Очень нравится саксофон, сын окончил муз.школу на кларнете, есть желание ещё поучиться на саксофоне, но дорогой инструмент, однако...trttn:

----------


## BiZ111

Фортепиано 
Второй акустическая гитара
Третий - виолончель

----------


## BiZ111

> Есть у меня давняя мечта- научится играть на гитаре. Я верю, что когда-нибудь она осуществится. А ещё очень люблю звучание виолончели и гобоя.


Зёбра (хотел бы по имени назвать, но мы, к сожалению, не знакомы и не представлены друг другу), а ты учишься игре? Гитарку прикупил?

----------


## ZYOBRA-70

> Зёбра (хотел бы по имени назвать, но мы, к сожалению, не знакомы и не представлены друг другу), а ты учишься игре? Гитарку прикупил?

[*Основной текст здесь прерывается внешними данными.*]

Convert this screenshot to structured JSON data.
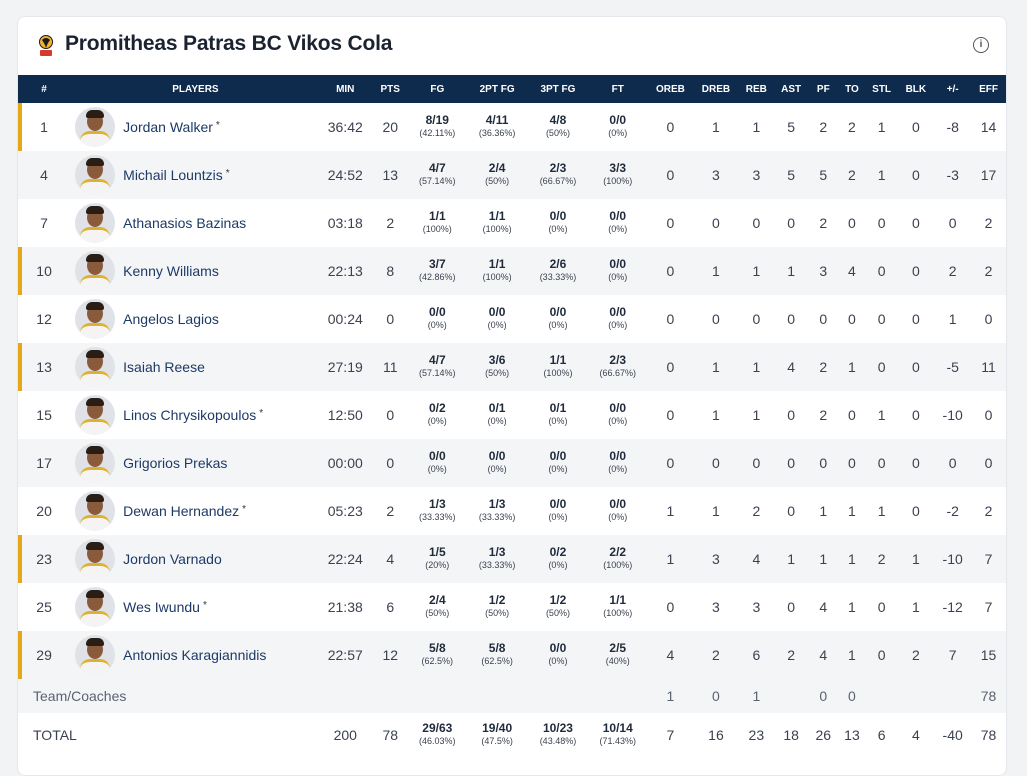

 К сожалению, дальше намерений дело пока не продвинулось, но...нет ничего не возможного в Господе!

----------


## Akasey

гитара, в детстве немного играл, следствие чего пылится на шкафу

----------


## Asteriks

Люблю слушать домру в сопровождении пианино. Люблю саксофон. Иногда слушаю скрипку.

----------


## BiZ111

> Фортепиано. 7 лет музыкальной школы


На микрофон записывали когда-нибудь?  Как бы вас по...ть...Кх, послушать всмысле?

----------


## Sanych

Сам играл на гитаре по юности. теперь уже давно нет. скрипка ещё нравиться. а ещё у меня кнопка shift накрылась

----------


## Irina

> Как бы вас послушать?


 Уже никак. Подарила инструмент дочери своей подруги

----------


## Vanya

> а ещё у меня кнопка shift накрылась




во
[Скрытая ссылка. Необходима регистрация. ]
в субботу приедет новая цацка

----------


## rattlesnake

Саксофон и скрипка. Аккордеон и пианино. Флейта под настроение.

----------